Investors are also still closing giant deals for portfolios of hotel properties. In a November deal valued at $1.1 billion, Flynn Properties and Värde Partners, a leading global alternative investment firm, bought an 80 percent ownership stake in a portfolio of 89 select service and extended stay hotels. The sellers, affiliates of Highgate and Cerberus Capital Management, retain 20 percent ownership of the portfolio and Highgate will continue to manage the properties.

The deal “speaks to resilience of the limited-service sector of the market as well,” says Freitag.

A few giant deals like these can mask the deepening weakness in the market for hotel properties. Investors spent $4.6 billion to buy hotel properties in October 2022, according to MSCI. That’s a 28 percent increase from October 2021—and 2021 had seemed very busy at the time. But nearly two-thirds of the money investors spent on hotel properties in October 2022 came from just one deal: Brookfield AM’s acquisition of Watermark Lodging Trust.
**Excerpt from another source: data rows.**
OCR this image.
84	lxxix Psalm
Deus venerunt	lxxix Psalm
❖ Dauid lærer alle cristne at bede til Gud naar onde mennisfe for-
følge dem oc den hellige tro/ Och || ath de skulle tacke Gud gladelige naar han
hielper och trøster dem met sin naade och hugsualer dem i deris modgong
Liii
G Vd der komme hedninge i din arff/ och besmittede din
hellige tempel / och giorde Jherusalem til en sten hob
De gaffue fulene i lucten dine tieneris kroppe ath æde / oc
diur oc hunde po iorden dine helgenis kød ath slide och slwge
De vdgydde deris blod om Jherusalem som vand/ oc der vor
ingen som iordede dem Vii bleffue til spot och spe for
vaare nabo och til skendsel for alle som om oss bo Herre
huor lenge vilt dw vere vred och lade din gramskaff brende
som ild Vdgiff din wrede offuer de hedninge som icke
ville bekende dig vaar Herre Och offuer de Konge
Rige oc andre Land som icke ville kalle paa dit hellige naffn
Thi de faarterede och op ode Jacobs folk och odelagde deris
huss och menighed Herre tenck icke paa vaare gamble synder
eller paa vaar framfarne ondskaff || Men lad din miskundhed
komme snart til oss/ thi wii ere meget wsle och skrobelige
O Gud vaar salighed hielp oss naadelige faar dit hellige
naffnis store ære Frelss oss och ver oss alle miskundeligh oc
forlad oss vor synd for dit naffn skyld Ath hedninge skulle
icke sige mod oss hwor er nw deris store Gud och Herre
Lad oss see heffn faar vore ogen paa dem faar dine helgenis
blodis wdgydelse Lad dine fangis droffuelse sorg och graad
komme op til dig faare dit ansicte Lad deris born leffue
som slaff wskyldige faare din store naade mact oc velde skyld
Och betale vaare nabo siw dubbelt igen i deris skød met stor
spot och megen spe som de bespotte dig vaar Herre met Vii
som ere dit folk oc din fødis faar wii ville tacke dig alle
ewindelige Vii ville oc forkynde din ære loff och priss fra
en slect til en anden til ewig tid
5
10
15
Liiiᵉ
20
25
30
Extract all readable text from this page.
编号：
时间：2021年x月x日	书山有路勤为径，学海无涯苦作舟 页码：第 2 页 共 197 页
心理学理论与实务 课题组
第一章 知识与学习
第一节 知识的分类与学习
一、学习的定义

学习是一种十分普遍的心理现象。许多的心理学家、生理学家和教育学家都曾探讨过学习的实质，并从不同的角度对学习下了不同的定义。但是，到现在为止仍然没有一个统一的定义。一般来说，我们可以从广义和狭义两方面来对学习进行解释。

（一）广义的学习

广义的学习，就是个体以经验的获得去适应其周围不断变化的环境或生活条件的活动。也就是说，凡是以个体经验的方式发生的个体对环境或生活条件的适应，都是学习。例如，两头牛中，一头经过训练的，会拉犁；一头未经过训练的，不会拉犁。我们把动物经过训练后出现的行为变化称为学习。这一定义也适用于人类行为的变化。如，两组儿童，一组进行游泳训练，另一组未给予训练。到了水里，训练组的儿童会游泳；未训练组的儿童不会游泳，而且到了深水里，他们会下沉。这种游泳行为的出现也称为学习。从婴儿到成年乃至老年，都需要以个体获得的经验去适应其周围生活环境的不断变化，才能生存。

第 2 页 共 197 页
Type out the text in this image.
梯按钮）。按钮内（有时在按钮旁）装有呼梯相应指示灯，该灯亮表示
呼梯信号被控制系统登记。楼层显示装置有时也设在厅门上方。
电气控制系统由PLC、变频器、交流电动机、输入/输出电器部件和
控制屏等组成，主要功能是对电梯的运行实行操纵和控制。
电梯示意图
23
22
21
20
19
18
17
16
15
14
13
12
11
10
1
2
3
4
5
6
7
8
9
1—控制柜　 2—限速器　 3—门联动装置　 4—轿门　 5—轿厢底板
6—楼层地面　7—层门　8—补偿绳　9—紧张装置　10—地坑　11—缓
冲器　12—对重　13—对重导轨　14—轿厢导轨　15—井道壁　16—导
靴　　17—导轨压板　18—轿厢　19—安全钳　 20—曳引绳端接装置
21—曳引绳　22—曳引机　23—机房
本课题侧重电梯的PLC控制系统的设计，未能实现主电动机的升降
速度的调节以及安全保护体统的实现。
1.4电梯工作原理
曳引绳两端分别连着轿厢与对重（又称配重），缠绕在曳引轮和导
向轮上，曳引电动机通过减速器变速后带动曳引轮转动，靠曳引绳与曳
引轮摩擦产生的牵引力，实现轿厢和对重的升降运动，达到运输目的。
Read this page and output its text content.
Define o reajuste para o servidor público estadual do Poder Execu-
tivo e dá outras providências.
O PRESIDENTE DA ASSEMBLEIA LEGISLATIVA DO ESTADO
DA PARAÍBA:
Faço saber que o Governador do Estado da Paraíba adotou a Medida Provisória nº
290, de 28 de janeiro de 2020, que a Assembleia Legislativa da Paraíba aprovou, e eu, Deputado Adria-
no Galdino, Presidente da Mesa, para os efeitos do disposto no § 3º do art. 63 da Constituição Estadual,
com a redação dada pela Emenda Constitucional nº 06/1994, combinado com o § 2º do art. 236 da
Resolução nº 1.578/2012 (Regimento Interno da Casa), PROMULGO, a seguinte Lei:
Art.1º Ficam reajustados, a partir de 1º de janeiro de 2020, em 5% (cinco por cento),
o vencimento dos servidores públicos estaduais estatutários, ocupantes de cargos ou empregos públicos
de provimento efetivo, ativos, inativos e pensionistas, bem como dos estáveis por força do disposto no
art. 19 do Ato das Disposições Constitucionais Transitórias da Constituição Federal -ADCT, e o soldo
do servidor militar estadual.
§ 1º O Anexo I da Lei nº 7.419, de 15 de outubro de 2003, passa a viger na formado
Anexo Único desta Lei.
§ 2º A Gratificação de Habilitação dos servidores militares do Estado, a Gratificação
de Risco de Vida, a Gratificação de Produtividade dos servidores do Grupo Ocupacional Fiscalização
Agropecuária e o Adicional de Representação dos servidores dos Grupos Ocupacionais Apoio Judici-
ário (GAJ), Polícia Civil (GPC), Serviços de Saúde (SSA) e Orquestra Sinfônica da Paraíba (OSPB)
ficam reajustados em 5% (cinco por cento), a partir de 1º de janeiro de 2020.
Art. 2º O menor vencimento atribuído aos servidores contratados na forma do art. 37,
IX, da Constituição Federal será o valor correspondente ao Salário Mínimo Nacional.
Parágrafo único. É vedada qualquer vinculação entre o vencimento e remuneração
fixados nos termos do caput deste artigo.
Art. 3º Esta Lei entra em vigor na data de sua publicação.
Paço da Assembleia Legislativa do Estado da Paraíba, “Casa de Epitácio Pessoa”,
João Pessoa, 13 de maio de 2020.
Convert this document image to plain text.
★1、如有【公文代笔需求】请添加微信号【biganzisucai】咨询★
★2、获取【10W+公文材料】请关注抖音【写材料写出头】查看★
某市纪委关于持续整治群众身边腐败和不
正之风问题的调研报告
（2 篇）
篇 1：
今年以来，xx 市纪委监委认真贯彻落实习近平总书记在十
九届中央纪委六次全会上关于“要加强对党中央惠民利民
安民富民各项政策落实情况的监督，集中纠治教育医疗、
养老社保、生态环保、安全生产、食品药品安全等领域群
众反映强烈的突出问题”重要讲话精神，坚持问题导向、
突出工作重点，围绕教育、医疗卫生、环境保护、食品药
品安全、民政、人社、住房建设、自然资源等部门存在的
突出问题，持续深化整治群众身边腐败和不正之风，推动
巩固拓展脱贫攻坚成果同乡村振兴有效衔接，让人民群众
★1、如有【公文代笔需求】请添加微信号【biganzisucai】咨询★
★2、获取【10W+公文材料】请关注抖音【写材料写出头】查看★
If you leave the deal for Watermark Lodging Trust out of the total and just count sales of single hotel assets, then investors spent less than $2 billion in October. That 50 percent less than they spent in October 2021.

Investors are also not bidding up prices for hotel as quickly as they did earlier in the recovery from the pandemic. Prices for hotel properties grew as an annualized pace of just 1.3 percent in October 2022, according to Moody’s Commercial Property Price Index. That’s better than the prices for most other types of commercial real estate, which shrank in October. But it’s a slower pace of growth than in previous months. The CPPI for hotels grew at an annualized pace of more than 10 percent throughout the first quarter of 2022. 

Cap rates still averaged less than 8.4 percent in October, according to MSCI. That’s roughly the same as September. The average cap rate wobbled within a dozen basis points of 8.4 percent for most of 2022.

Strong demand for hotel rooms

The fundamental demand for hotel rooms has come a very long way since the depths of the coronavirus pandemic—and that is helping to support strong prices.

“Demand has basically recovered on a national level,” Freitag says.

The demand for hotel rooms is now roughly the same as it had been in 2019. It was slightly lower in October 2022 than October 2019. It had been slightly higher in September 2019 than September 2019. The strong recovery in demand has still left the occupancy rate for hotel rooms few percentage points lower than it was before the pandemic—64 percent in October 2022, compared to 67.6 percent in October 2019. That’s because developers have continued to open new hotel rooms.

“Because supply has grown over the last three years, occupancy is still lower than it was in 2019,” says Freitag.

However, the demand for hotel rooms is still strong enough to support higher nightly rates for hotel rooms, averaging $149.54 from January through October 2022. That up from $131.98 over the same period in 2019.